The Yoga Loft

Yoga philosophy

Monday, December 23, 2019

Lost During the Holidays

When you have no family, the holidays can be tough. I use to have a family but my parents' long, drawn out divorce brought that divisiveness to the whole family and we scattered. I refuse to be "friends" with a brother who is told it's okay to call me a "money grabbing bitch." Every holiday season we go spend time with my husbands' lovely family, lots of grandchildren and great-grandchildren. His mother, the matriarch, still alive at 91 and all her clan running around happily enjoying the fun. Every year, for years, I've been lucky to get to share in on this family which I married into, but it isn't my family. My grown children come and celebrate with us, having no children yet of their own, and we feel like family. But they will not ever be parents which leaves us in a perpetual relationship of being the parents. My adult children won't learn the lessons that having a child teaches. They will not come to the exhaustive understanding of the sacrifice we made to raise them and how much we loved them. They are good kids and great people, but they are not in the family way unless they are with us. They bring us no grandchildren. And we are okay with that since we raised our children to be free-thinkers and to step outside of the box. But it is hard and the holidays always leaves me feeling lost in it.

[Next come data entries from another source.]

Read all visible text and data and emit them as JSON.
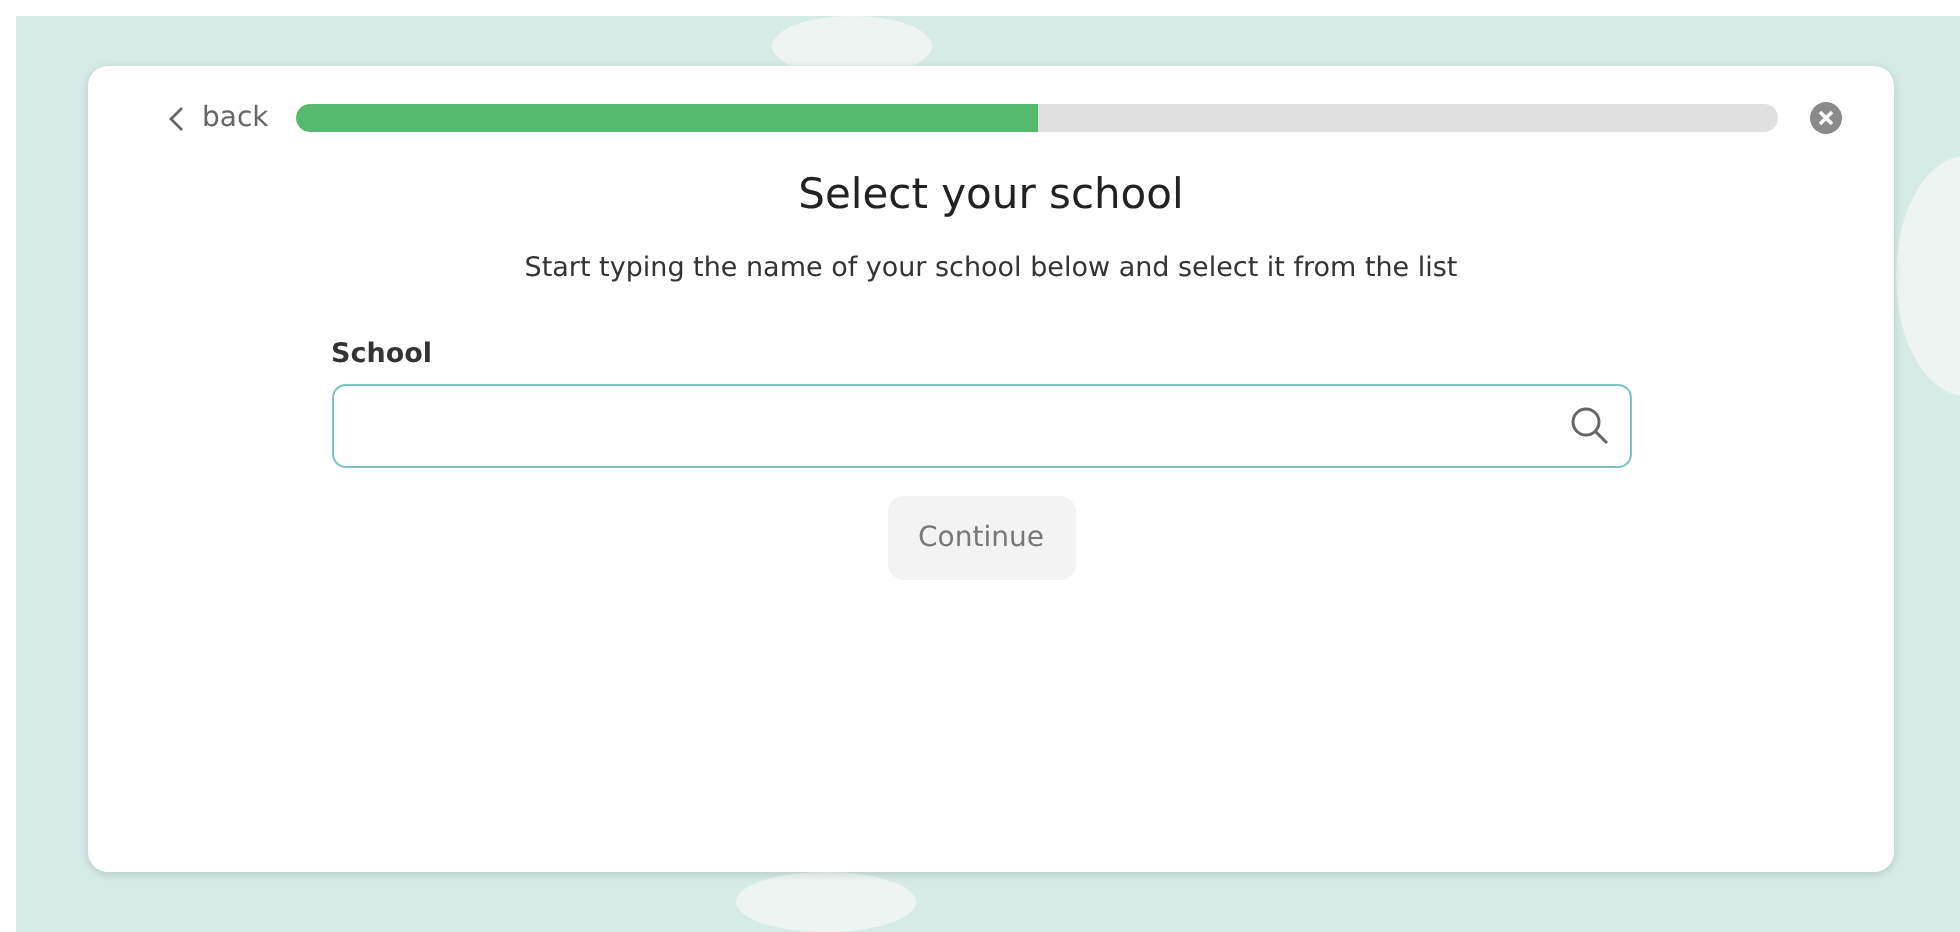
{
  "header": {
    "back_label": "back",
    "progress": {
      "level": 0.5
    }
  },
  "title": "Select your school",
  "subtitle": "Start typing the name of your school below and select it from the list",
  "field": {
    "label": "School"
  },
  "continue_button": {
    "label": "Continue",
    "disabled": true
  }
}
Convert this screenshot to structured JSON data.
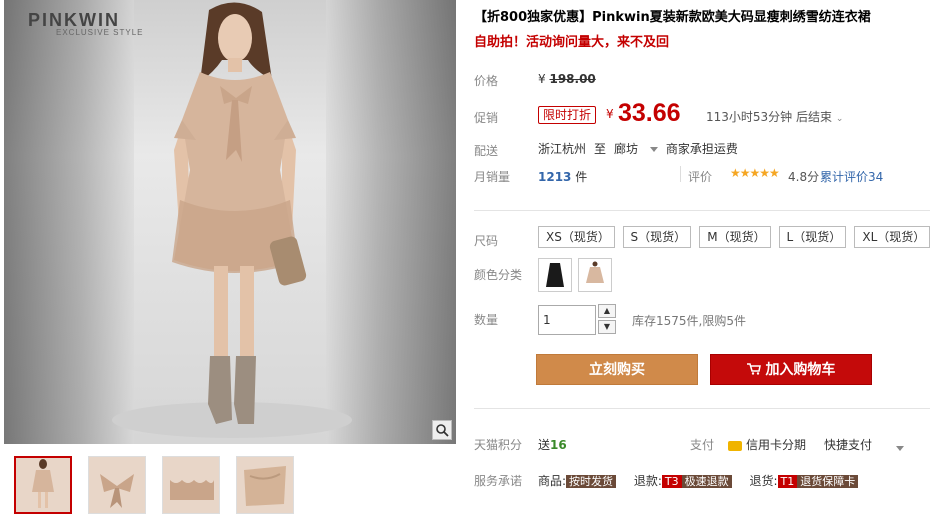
{
  "gallery": {
    "brand": "PINKWIN",
    "brand_sub": "EXCLUSIVE STYLE",
    "zoom_icon": "magnifier-icon",
    "thumbnails": [
      "model-full",
      "bow-detail",
      "ruffle-detail",
      "fabric-detail"
    ]
  },
  "product": {
    "title": "【折800独家优惠】Pinkwin夏装新款欧美大码显瘦刺绣雪纺连衣裙",
    "subtitle": "自助拍！活动询问量大，来不及回"
  },
  "price": {
    "label": "价格",
    "currency": "¥",
    "original": "198.00"
  },
  "promo": {
    "label": "促销",
    "badge": "限时打折",
    "currency": "¥",
    "price": "33.66",
    "countdown": "113小时53分钟 后结束"
  },
  "shipping": {
    "label": "配送",
    "from": "浙江杭州",
    "to_word": "至",
    "to": "廊坊",
    "fee": "商家承担运费"
  },
  "sales": {
    "label": "月销量",
    "count": "1213",
    "unit": "件",
    "rating_label": "评价",
    "stars": "★★★★★",
    "score": "4.8分",
    "reviews": "累计评价34"
  },
  "options": {
    "size_label": "尺码",
    "sizes": [
      "XS（现货）",
      "S（现货）",
      "M（现货）",
      "L（现货）",
      "XL（现货）"
    ],
    "color_label": "颜色分类",
    "colors": [
      "#1a1a1a",
      "#d8b8a0"
    ]
  },
  "quantity": {
    "label": "数量",
    "value": "1",
    "up": "▲",
    "down": "▼",
    "stock": "库存1575件,限购5件"
  },
  "actions": {
    "buy": "立刻购买",
    "cart": "加入购物车"
  },
  "extras": {
    "points_label": "天猫积分",
    "points_prefix": "送",
    "points": "16",
    "pay_label": "支付",
    "card": "信用卡分期",
    "quickpay": "快捷支付",
    "service_label": "服务承诺",
    "svc1_prefix": "商品:",
    "svc1_tag": "按时发货",
    "svc2_prefix": "退款:",
    "svc2_code": "T3",
    "svc2_tag": "极速退款",
    "svc3_prefix": "退货:",
    "svc3_code": "T1",
    "svc3_tag": "退货保障卡"
  }
}
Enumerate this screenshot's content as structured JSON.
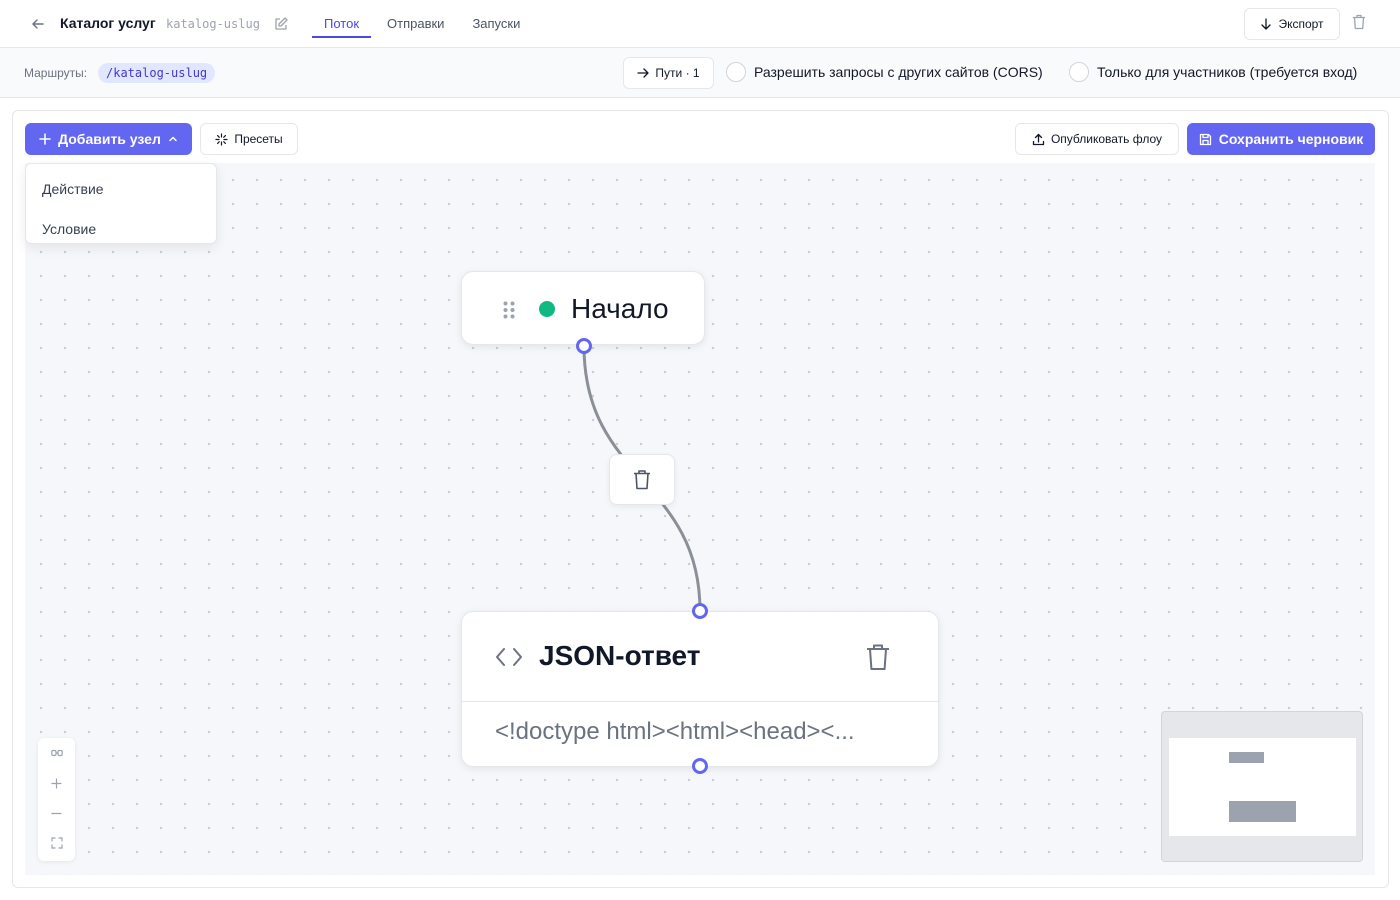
{
  "header": {
    "title": "Каталог услуг",
    "slug": "katalog-uslug",
    "tabs": [
      {
        "label": "Поток",
        "active": true
      },
      {
        "label": "Отправки",
        "active": false
      },
      {
        "label": "Запуски",
        "active": false
      }
    ],
    "export_label": "Экспорт"
  },
  "routes": {
    "label": "Маршруты:",
    "chip": "/katalog-uslug",
    "paths_label": "Пути · 1",
    "cors_label": "Разрешить запросы с других сайтов (CORS)",
    "members_label": "Только для участников (требуется вход)"
  },
  "toolbar": {
    "add_node_label": "Добавить узел",
    "presets_label": "Пресеты",
    "publish_label": "Опубликовать флоу",
    "save_label": "Сохранить черновик"
  },
  "dropdown": {
    "items": [
      "Действие",
      "Условие"
    ]
  },
  "nodes": {
    "start": {
      "label": "Начало",
      "status_color": "#10b981"
    },
    "json": {
      "title": "JSON-ответ",
      "preview": "<!doctype html><html><head><..."
    }
  },
  "colors": {
    "accent": "#6366f1",
    "status_active": "#10b981",
    "canvas_bg": "#f5f7fa"
  },
  "icons": [
    "arrow-left-icon",
    "pencil-icon",
    "arrow-down-icon",
    "trash-icon",
    "arrow-right-icon",
    "plus-icon",
    "chevron-up-icon",
    "sparkle-icon",
    "upload-icon",
    "save-icon",
    "drag-handle-icon",
    "code-icon",
    "link-icon",
    "minus-icon",
    "fit-view-icon"
  ]
}
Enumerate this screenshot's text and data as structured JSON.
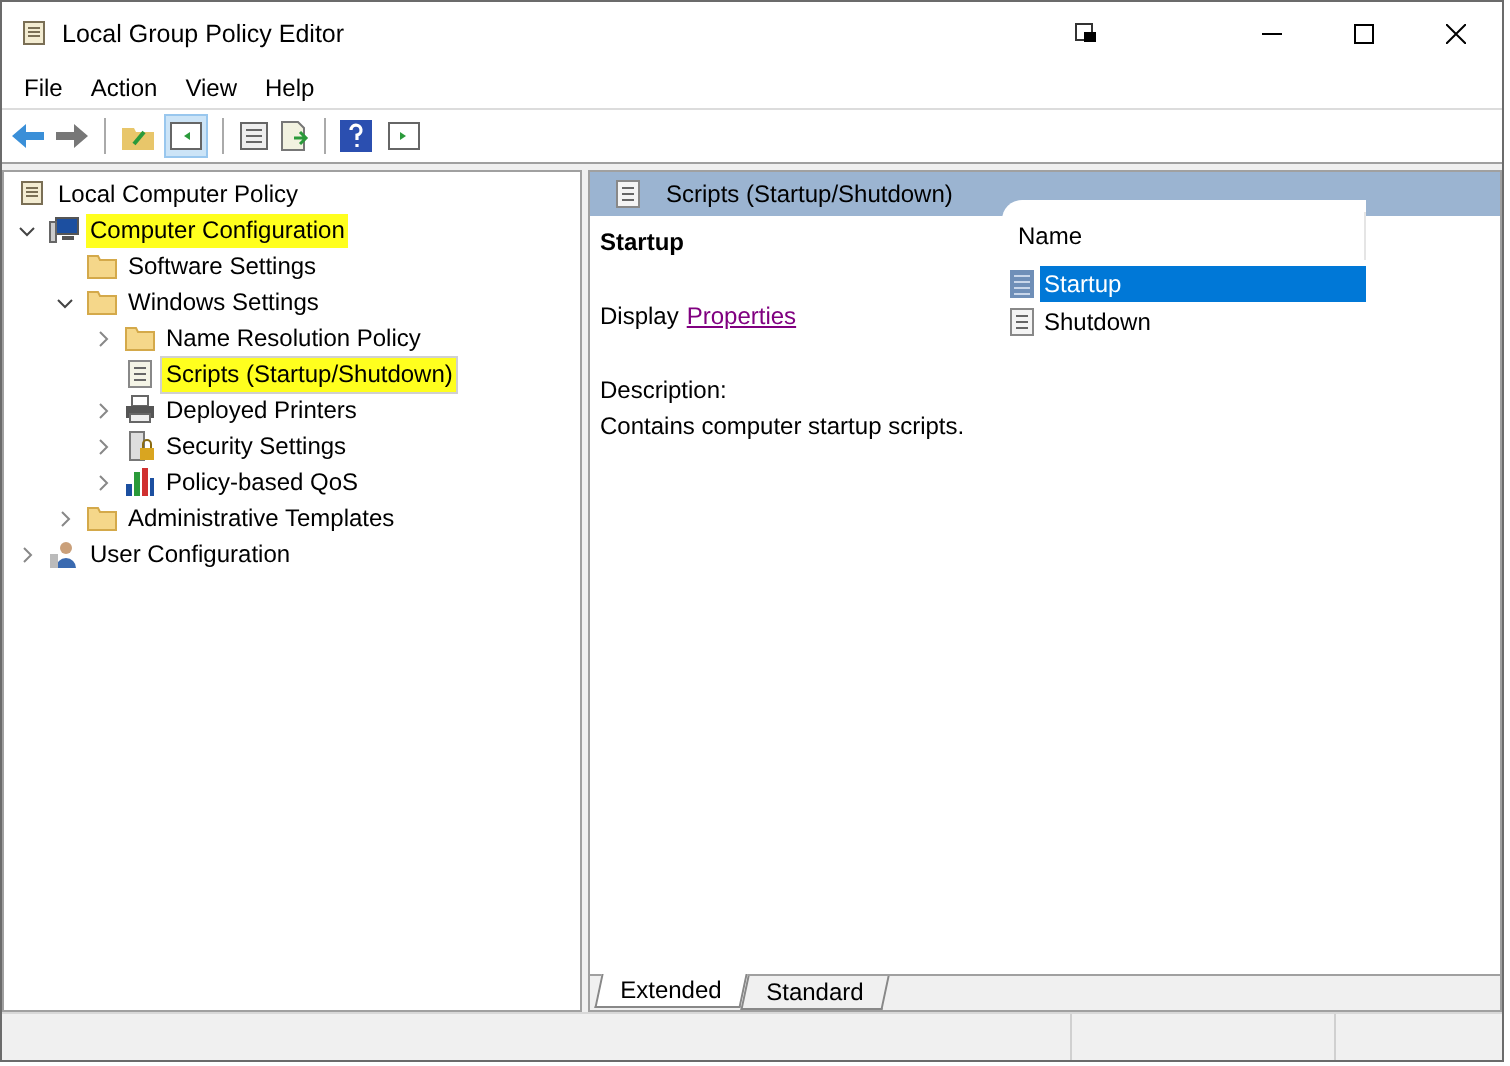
{
  "window": {
    "title": "Local Group Policy Editor"
  },
  "menu": [
    "File",
    "Action",
    "View",
    "Help"
  ],
  "tree": [
    {
      "label": "Local Computer Policy",
      "kind": "policy",
      "selected": false,
      "highlighted": false,
      "children": [
        {
          "label": "Computer Configuration",
          "kind": "computer",
          "expanded": true,
          "selected": false,
          "highlighted": true,
          "children": [
            {
              "label": "Software Settings",
              "kind": "folder",
              "selected": false,
              "highlighted": false
            },
            {
              "label": "Windows Settings",
              "kind": "folder",
              "expanded": true,
              "selected": false,
              "highlighted": false,
              "children": [
                {
                  "label": "Name Resolution Policy",
                  "kind": "folder",
                  "expanded": false,
                  "selected": false,
                  "highlighted": false
                },
                {
                  "label": "Scripts (Startup/Shutdown)",
                  "kind": "script",
                  "selected": true,
                  "highlighted": true
                },
                {
                  "label": "Deployed Printers",
                  "kind": "printer",
                  "expanded": false,
                  "selected": false,
                  "highlighted": false
                },
                {
                  "label": "Security Settings",
                  "kind": "security",
                  "expanded": false,
                  "selected": false,
                  "highlighted": false
                },
                {
                  "label": "Policy-based QoS",
                  "kind": "chart",
                  "expanded": false,
                  "selected": false,
                  "highlighted": false
                }
              ]
            },
            {
              "label": "Administrative Templates",
              "kind": "folder",
              "expanded": false,
              "selected": false,
              "highlighted": false
            }
          ]
        },
        {
          "label": "User Configuration",
          "kind": "user",
          "expanded": false,
          "selected": false,
          "highlighted": false
        }
      ]
    }
  ],
  "details": {
    "header": "Scripts (Startup/Shutdown)",
    "heading": "Startup",
    "display_label": "Display",
    "link": "Properties",
    "description_label": "Description:",
    "description": "Contains computer startup scripts."
  },
  "list": {
    "column": "Name",
    "items": [
      {
        "label": "Startup",
        "selected": true
      },
      {
        "label": "Shutdown",
        "selected": false
      }
    ]
  },
  "tabs": [
    {
      "label": "Extended",
      "selected": true
    },
    {
      "label": "Standard",
      "selected": false
    }
  ]
}
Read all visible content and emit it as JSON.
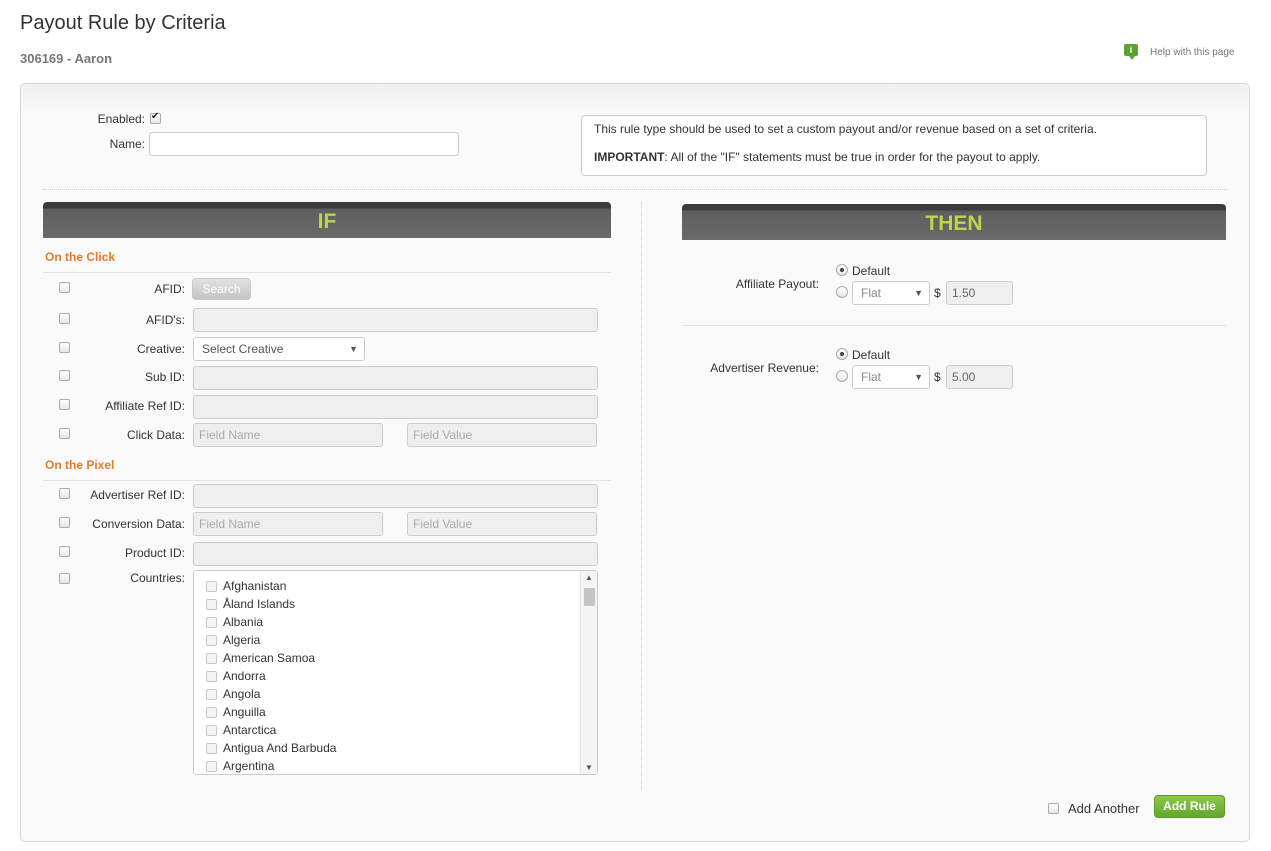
{
  "page": {
    "title": "Payout Rule by Criteria",
    "subtitle": "306169 - Aaron",
    "help_icon_glyph": "i",
    "help_label": "Help with this page"
  },
  "form": {
    "enabled_label": "Enabled:",
    "name_label": "Name:",
    "name_value": ""
  },
  "info": {
    "line1": "This rule type should be used to set a custom payout and/or revenue based on a set of criteria.",
    "important_label": "IMPORTANT",
    "line2": ": All of the \"IF\" statements must be true in order for the payout to apply."
  },
  "if_section": {
    "header": "IF",
    "click_title": "On the Click",
    "afid_label": "AFID:",
    "search_label": "Search",
    "afids_label": "AFID's:",
    "creative_label": "Creative:",
    "creative_value": "Select Creative",
    "subid_label": "Sub ID:",
    "affref_label": "Affiliate Ref ID:",
    "clickdata_label": "Click Data:",
    "field_name_placeholder": "Field Name",
    "field_value_placeholder": "Field Value",
    "pixel_title": "On the Pixel",
    "advref_label": "Advertiser Ref ID:",
    "convdata_label": "Conversion Data:",
    "product_label": "Product ID:",
    "countries_label": "Countries:",
    "countries": [
      "Afghanistan",
      "Åland Islands",
      "Albania",
      "Algeria",
      "American Samoa",
      "Andorra",
      "Angola",
      "Anguilla",
      "Antarctica",
      "Antigua And Barbuda",
      "Argentina"
    ]
  },
  "then_section": {
    "header": "THEN",
    "affiliate_payout_label": "Affiliate Payout:",
    "advertiser_revenue_label": "Advertiser Revenue:",
    "default_label": "Default",
    "flat_label": "Flat",
    "currency": "$",
    "payout_value": "1.50",
    "revenue_value": "5.00"
  },
  "footer": {
    "add_another_label": "Add Another",
    "add_rule_label": "Add Rule"
  },
  "colors": {
    "accent_orange": "#e47a2a",
    "header_green_text": "#b8d74a",
    "button_green": "#62a82b"
  }
}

I remember as a child going to my Dad's parents' house on Christmas Eve and all my cousins would be there. Cathy was a year younger than me and we'd instantly connect and become the best of friends within minutes. Living in S. California allowed us to go outside during the holidays and run around. We played games out in the leaves and then came in and sat around my grandparents' huge dining room table and ate amazing food prepared by their full-time help. Santa Claus always appeared later in the evening, frightening the littler ones and bringing presents to calm their fears. I remember the awesome strangeness of having the actual Santa in their living room, alive, talking to us. We felt very special. And I had a brother and sister who, at the end of all the presents at Grandma and Grandpa's house, would climb into the backseat of the car with me, and we'd talk about how exciting it was to still have Christmas morning upon us. We were in ecstasy. My parents seem to love each other, but then they also were disconnected and that disconnect only got bigger as we got older. When I was 24, they finally divorced, creating the largest divorce file in Benton County history as they fought over money and who had it and who owed it and how much and why weren't they paying?? My sister was other-needs and just turned 16 when my dad moved out. I was a single mother at the time, with a newborn and trying to go to school. My dad turned off the electricity to the house my mom and sister were living in by not paying the bill. My mother had never supported herself financially before, and my dad was ruthlessly mean when he left, although I think he'd say he was broke. Always his excuse. He let the small amount of taxes due on the house go unpaid and the house was foreclosed upon, forcing my mother and sister to move out. Our holidays were no longer joyful, but a tug-of-war over who was going where and who did what when. Broken. So if you have a large family get-together over the holidays, remember, there may be some people there really struggling. People put on their best face and walk into difficult situations at Christmas/Hanukkah time. They smile, they love, they converse, but inside some may be struggling just to get through the day. Kindness goes so far. Reach out and see clearly who is around you. Happy holidays.